问题
I have a Haskell script that runs via a shebang line making use of the runhaskell
utility. E.g...
#! /usr/bin/env runhaskell
module Main where
main = do { ... }
Now, I'd like to be able to determine the directory in which that script resides from within the script, itself. So, if the script lives in /home/me/my-haskell-app/script.hs
, I should be able to run it from anywhere, using a relative or absolute path, and it should know it's located in the /home/me/my-haskell-app/
directory.
I thought the functionality available in the System.Environment
module might be able to help, but it fell a little short. getProgName
did not seem to provide useful file-path information. I found that the environment variable _
(that's an underscore) would sometimes contain the path to the script, as it was invoked; however, as soon as the script is invoked via some other program or parent script, that environment variable seems to lose its value (and I am needing to invoke my Haskell script from another, parent application).
Also useful-to-know would be whether I can determine the directory in which a pre-compiled Haskell executable lives, using the same technique or otherwise.
回答1:
There is a FindBin package which seems to suit your needs and it also works for compiled programs.
回答2:
As I understand it, this is historically tricky in *nix. There are libraries for some languages to provide this behavior, including FindBin for Haskell:
http://hackage.haskell.org/package/FindBin
I'm not sure what this will report with a script though. Probably the location of the binary that runhaskell compiled just prior to executing it.

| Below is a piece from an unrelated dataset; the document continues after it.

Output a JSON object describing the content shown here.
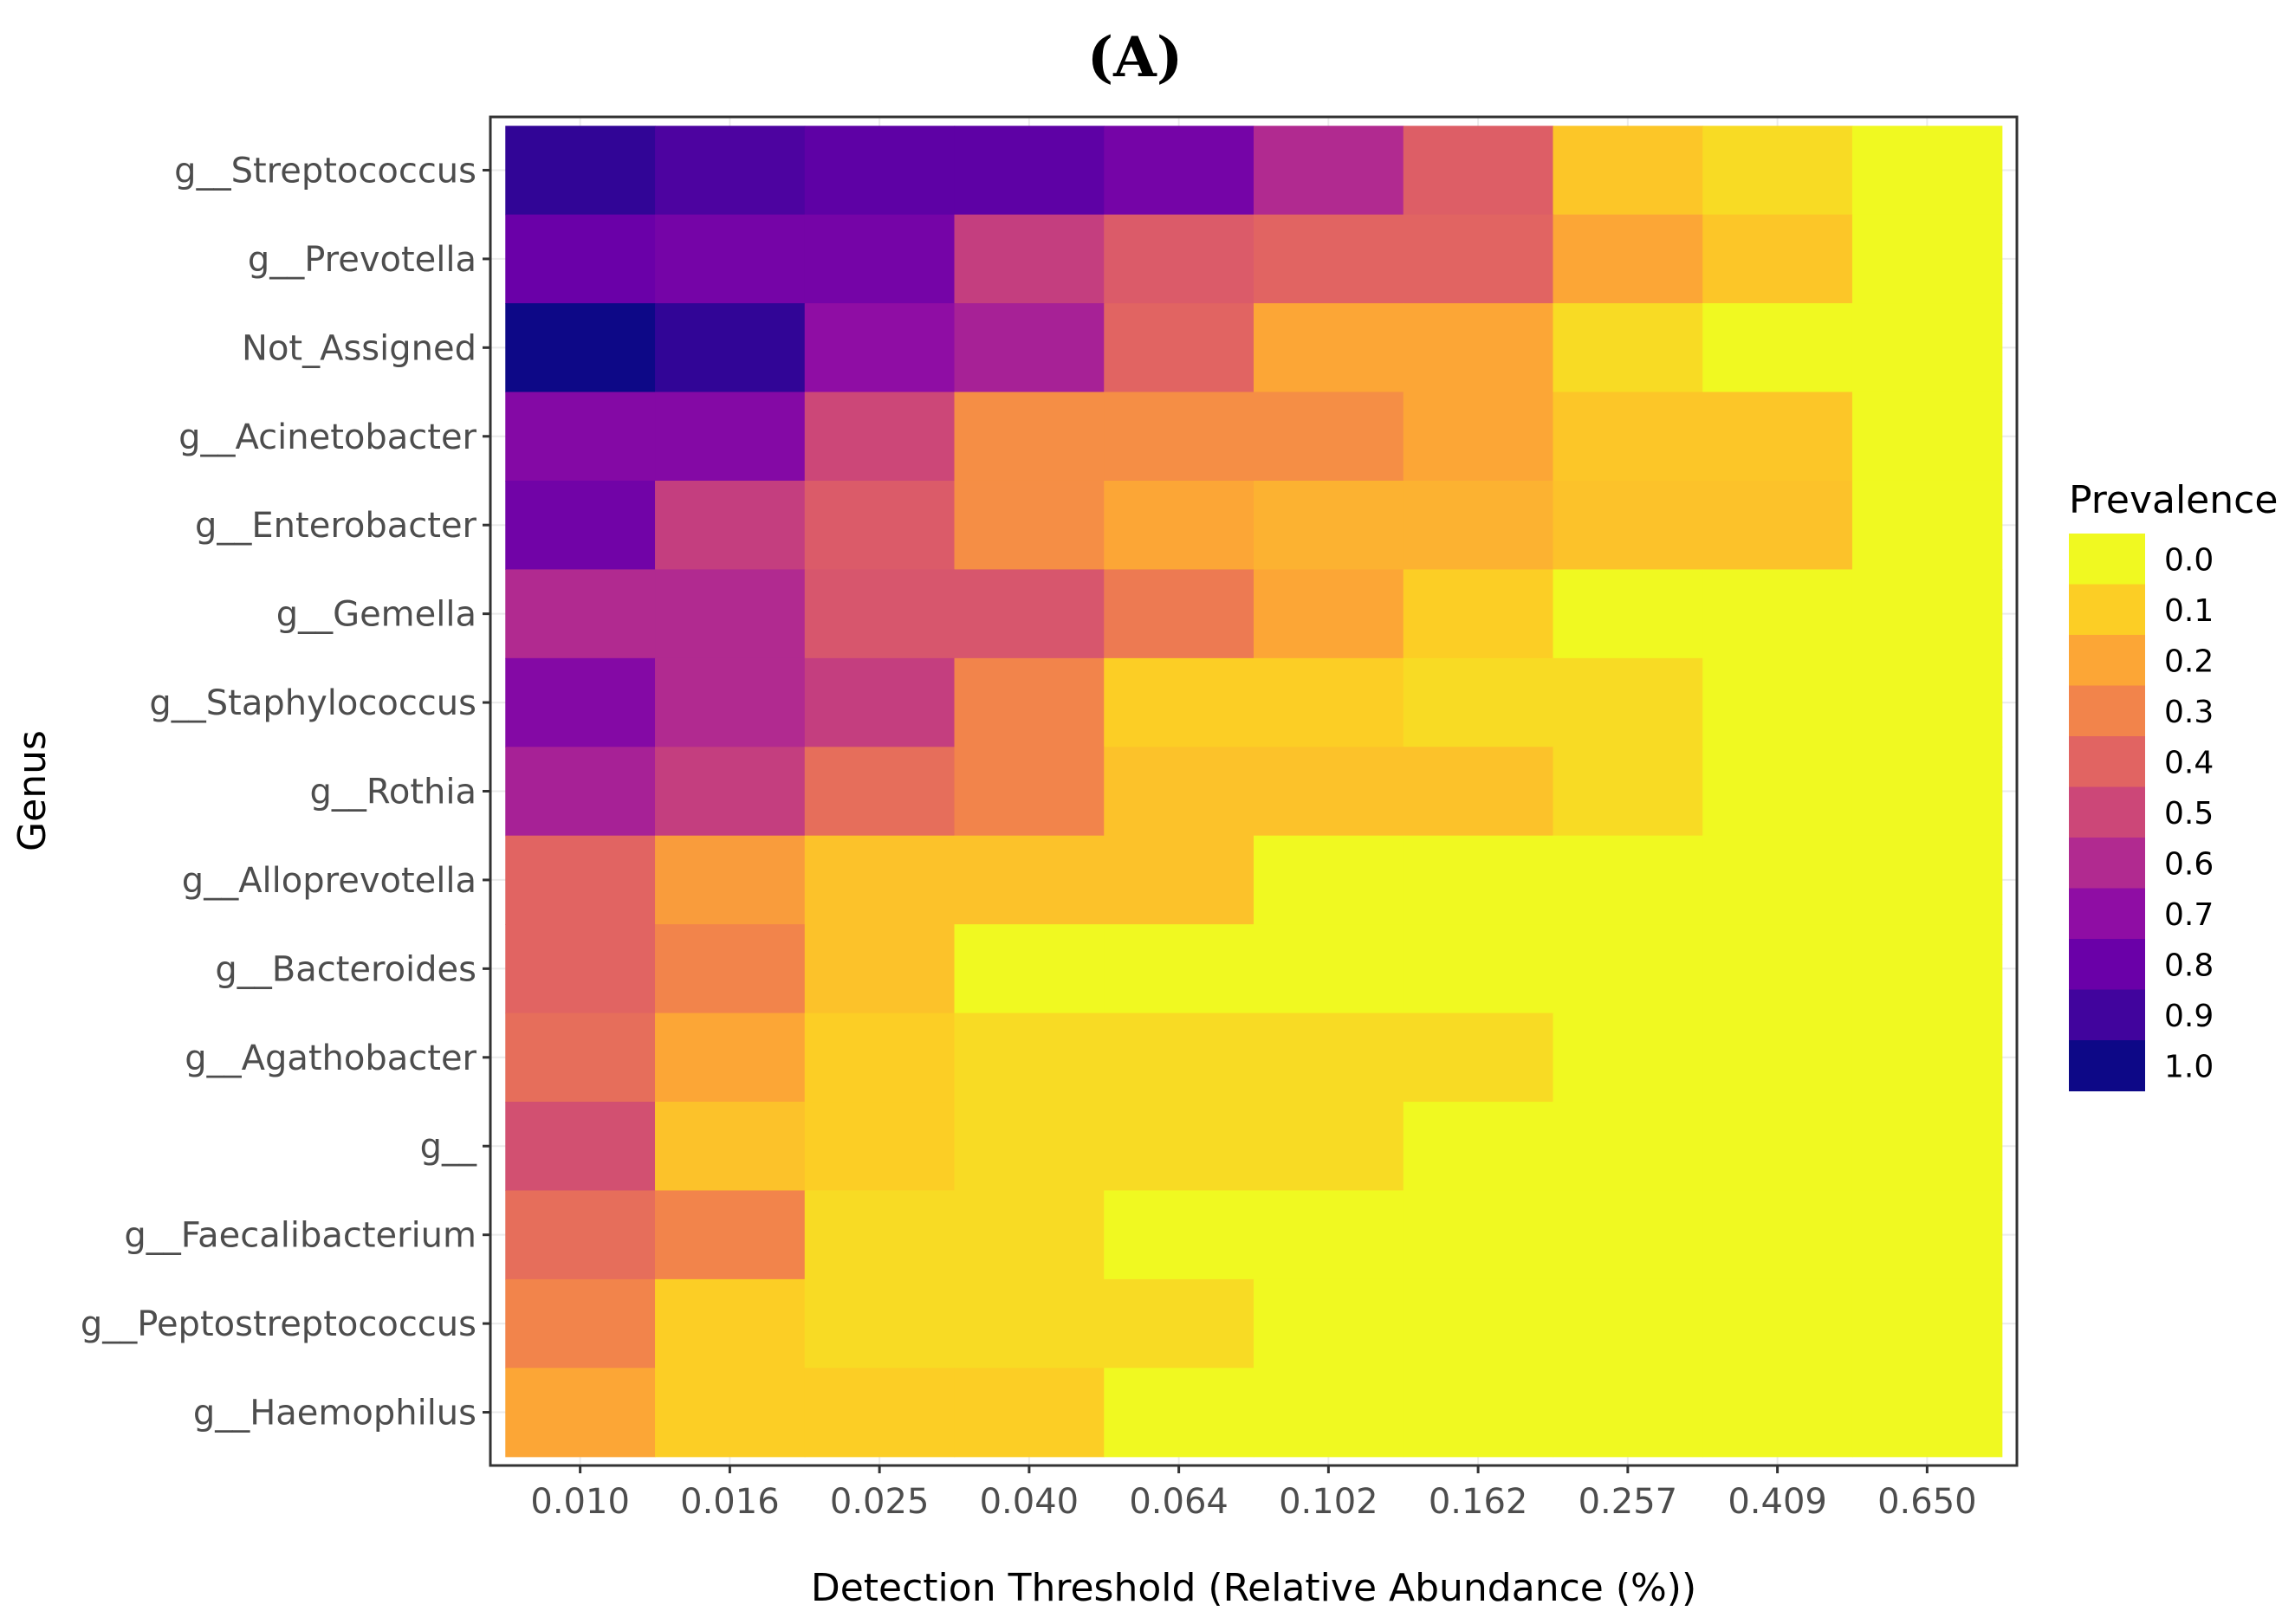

Also, for compiled Haskell projects, the Cabal build system provides data-dir and data-files and the corresponding generated Paths_<yourproject>.hs
for locating installed files for your project at runtime.
http://www.haskell.org/cabal/release/cabal-latest/doc/users-guide/authors.html#paths-module
回答3:
For compiled executables, In GHC 7.6 or later you can use System.Environment.getExecutablePath.

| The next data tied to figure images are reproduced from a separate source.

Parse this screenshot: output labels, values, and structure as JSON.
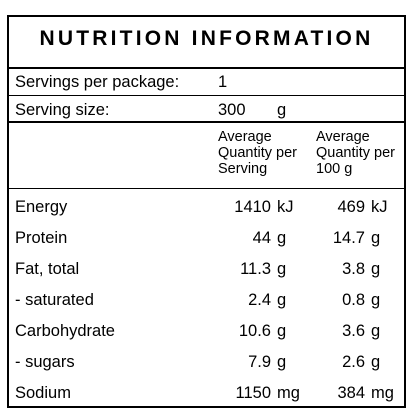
{
  "title": "NUTRITION INFORMATION",
  "servings_per_package": {
    "label": "Servings per package:",
    "value": "1"
  },
  "serving_size": {
    "label": "Serving size:",
    "value": "300",
    "unit": "g"
  },
  "column_headers": {
    "per_serving": [
      "Average",
      "Quantity per",
      "Serving"
    ],
    "per_100g": [
      "Average",
      "Quantity per",
      "100 g"
    ]
  },
  "rows": [
    {
      "name": "Energy",
      "per_serving": "1410",
      "per_serving_unit": "kJ",
      "per_100g": "469",
      "per_100g_unit": "kJ"
    },
    {
      "name": "Protein",
      "per_serving": "44",
      "per_serving_unit": "g",
      "per_100g": "14.7",
      "per_100g_unit": "g"
    },
    {
      "name": "Fat, total",
      "per_serving": "11.3",
      "per_serving_unit": "g",
      "per_100g": "3.8",
      "per_100g_unit": "g"
    },
    {
      "name": "- saturated",
      "per_serving": "2.4",
      "per_serving_unit": "g",
      "per_100g": "0.8",
      "per_100g_unit": "g"
    },
    {
      "name": "Carbohydrate",
      "per_serving": "10.6",
      "per_serving_unit": "g",
      "per_100g": "3.6",
      "per_100g_unit": "g"
    },
    {
      "name": "- sugars",
      "per_serving": "7.9",
      "per_serving_unit": "g",
      "per_100g": "2.6",
      "per_100g_unit": "g"
    },
    {
      "name": "Sodium",
      "per_serving": "1150",
      "per_serving_unit": "mg",
      "per_100g": "384",
      "per_100g_unit": "mg"
    }
  ]
}
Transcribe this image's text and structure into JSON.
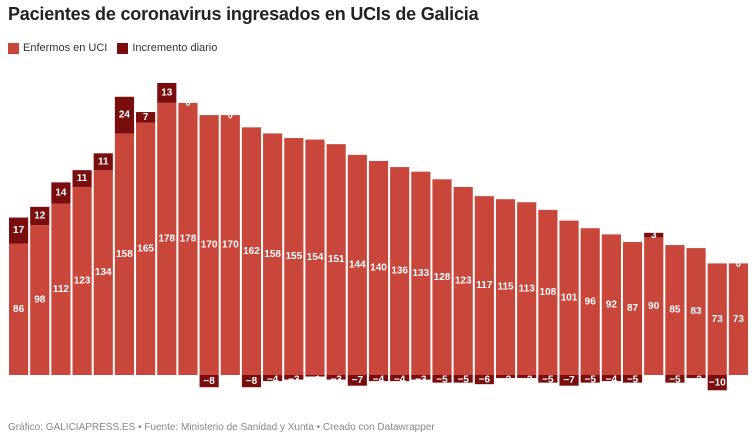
{
  "chart_data": {
    "type": "bar",
    "stacked": true,
    "title": "Pacientes de coronavirus ingresados en UCIs de Galicia",
    "footer": "Gráfico: GALICIAPRESS.ES • Fuente: Ministerio de Sanidad y Xunta • Creado con Datawrapper",
    "categories": [
      null,
      null,
      null,
      null,
      null,
      null,
      null,
      null,
      null,
      null,
      null,
      null,
      null,
      null,
      null,
      null,
      null,
      null,
      null,
      null,
      null,
      null,
      null,
      null,
      null,
      null,
      null,
      null,
      null,
      null,
      null,
      null,
      null,
      null,
      null
    ],
    "series": [
      {
        "name": "Enfermos en UCI",
        "color": "#c8473a",
        "values": [
          86,
          98,
          112,
          123,
          134,
          158,
          165,
          178,
          178,
          170,
          170,
          162,
          158,
          155,
          154,
          151,
          144,
          140,
          136,
          133,
          128,
          123,
          117,
          115,
          113,
          108,
          101,
          96,
          92,
          87,
          90,
          85,
          83,
          73,
          73
        ]
      },
      {
        "name": "Incremento diario",
        "color": "#7a0e0e",
        "values": [
          17,
          12,
          14,
          11,
          11,
          24,
          7,
          13,
          0,
          -8,
          0,
          -8,
          -4,
          -3,
          -1,
          -3,
          -7,
          -4,
          -4,
          -3,
          -5,
          -5,
          -6,
          -2,
          -2,
          -5,
          -7,
          -5,
          -4,
          -5,
          3,
          -5,
          -2,
          -10,
          0
        ],
        "value_labels": [
          "17",
          "12",
          "14",
          "11",
          "11",
          "24",
          "7",
          "13",
          "0",
          "−8",
          "0",
          "−8",
          "−4",
          "−3",
          "−1",
          "−3",
          "−7",
          "−4",
          "−4",
          "−3",
          "−5",
          "−5",
          "−6",
          "−2",
          "−2",
          "−5",
          "−7",
          "−5",
          "−4",
          "−5",
          "3",
          "−5",
          "−2",
          "−10",
          "0"
        ]
      }
    ]
  }
}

getExecutablePath :: IO FilePathSource
Returns the absolute pathname of the current executable.
Note that for scripts and interactive sessions, this is the path to the
interpreter (e.g. ghci.)
回答4:
I could not find a way to determine script path from Haskell (which is a real pity IMHO). However, as a workaround, you can wrap your Haskell script inside a shell script:
#!/bin/sh
SCRIPT_DIR=`dirname $0`
runhaskell <<EOF
main = putStrLn "My script is in \"$SCRIPT_DIR\""
EOF
回答5:
There is executable-path which worked with my runghc
script. FindBin didn't work for me as it returned my current directory instead of the script dir.